Warren Buffett bought his first stock back when he was 11 years old, which is more than 80 years from now. If you would calculate the years, that’s probably almost twice the years that most of us have been alive!

One of the biggest misconceptions among investors who try to copy Warren Buffett is that his secret to investing success was his knowledge. But knowledge alone isn’t his success, buddy— it was time. 

The returns that Buffett was getting in his investments weren’t even that high to the point that if he retired in his 60s, no one would probably have ever heard of him since the vast majority of his wealth came in after he passed his 60s. Before then, he was just another long-term investor like most people. 

If you copy Warren Buffett’s strategy in investing, you’d probably not get rich within the next five to ten, or even fifteen years!

Investing is simple, and people who want to take advantage of your cluelessness are the ones making it complicated. After all,

many investors and other financial advisers didn’t get rich from investing their money. They make money by telling you how to invest your own money, so whether you make a profit or not, they will still make money. 

If chances, you lose your money through a financial advisor, you would still need to pay the financial adviser, which takes us back to the monkey quotes.

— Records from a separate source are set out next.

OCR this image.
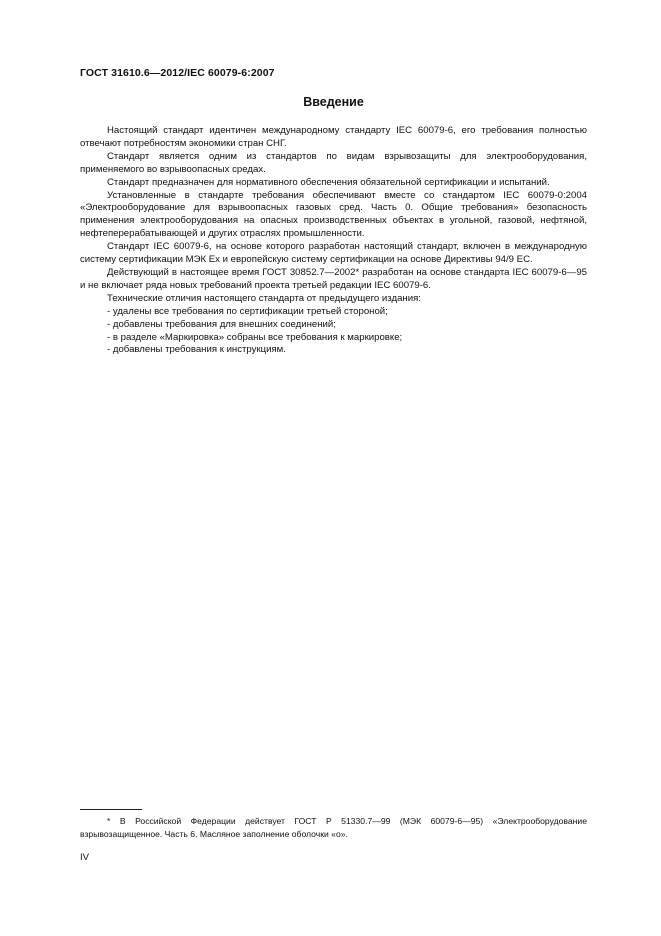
ГОСТ 31610.6—2012/IEC 60079-6:2007
Введение

Настоящий стандарт идентичен международному стандарту IEC 60079-6, его требования полностью отвечают потребностям экономики стран СНГ.

Стандарт является одним из стандартов по видам взрывозащиты для электрооборудования, применяемого во взрывоопасных средах.

Стандарт предназначен для нормативного обеспечения обязательной сертификации и испытаний.

Установленные в стандарте требования обеспечивают вместе со стандартом IEC 60079-0:2004 «Электрооборудование для взрывоопасных газовых сред. Часть 0. Общие требования» безопасность применения электрооборудования на опасных производственных объектах в угольной, газовой, нефтяной, нефтеперерабатывающей и других отраслях промышленности.

Стандарт IEC 60079-6, на основе которого разработан настоящий стандарт, включен в международную систему сертификации МЭК Ex и европейскую систему сертификации на основе Директивы 94/9 ЕС.

Действующий в настоящее время ГОСТ 30852.7—2002* разработан на основе стандарта IEC 60079-6—95 и не включает ряда новых требований проекта третьей редакции IEC 60079-6.

Технические отличия настоящего стандарта от предыдущего издания:

- удалены все требования по сертификации третьей стороной;
- добавлены требования для внешних соединений;
- в разделе «Маркировка» собраны все требования к маркировке;
- добавлены требования к инструкциям.
* В Российской Федерации действует ГОСТ Р 51330.7—99 (МЭК 60079-6—95) «Электрооборудование взрывозащищенное. Часть 6. Масляное заполнение оболочки «о».
IV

Why People Lose Money in Investing

One of the primary reasons why investors lose money is because they overleverage, putting the money in an investment they cannot even afford to lose. A lot of investors also try timing the market, trying buying stocks as low as possible.

According to Buffett, timing the market isn’t a reliable strategy because no one can take a glimpse into the future.

If you would ask who is the wealthiest investor in the world, the answer would probably be Warren Buffett. But if you would ask who is the most successful investor in the globe, that would be Jim Simons.

Buffett’s yearly return reaches only about 21%, while Jim Simon’s returns annually reach 66%. Simon is more than three times more successful than Buffett. 

The Good News

If you want to make a substantial amount of money, the returns you can get in a year aren’t really that important. You can’t also trust financial gurus to triple your money in a matter of 6 months or even less. Instead, you should focus on the maximum return you can get over the longest period of time. 

To put things simply, if you want to succeed in your investing journey, you have to pay attention to consistent returns, even if it isn’t as high as Jim Simon’s. A big chance of success will come if you could keep as little as 10% returns for 20, 30, or 40 years.  

At the time of writing, the market is in the red, and almost everything is on the decline— which is a good opportunity for you to come out and buy stocks at a great discount. If you’re serious about investing, you should regularly do it regardless of the ups and downs of the market.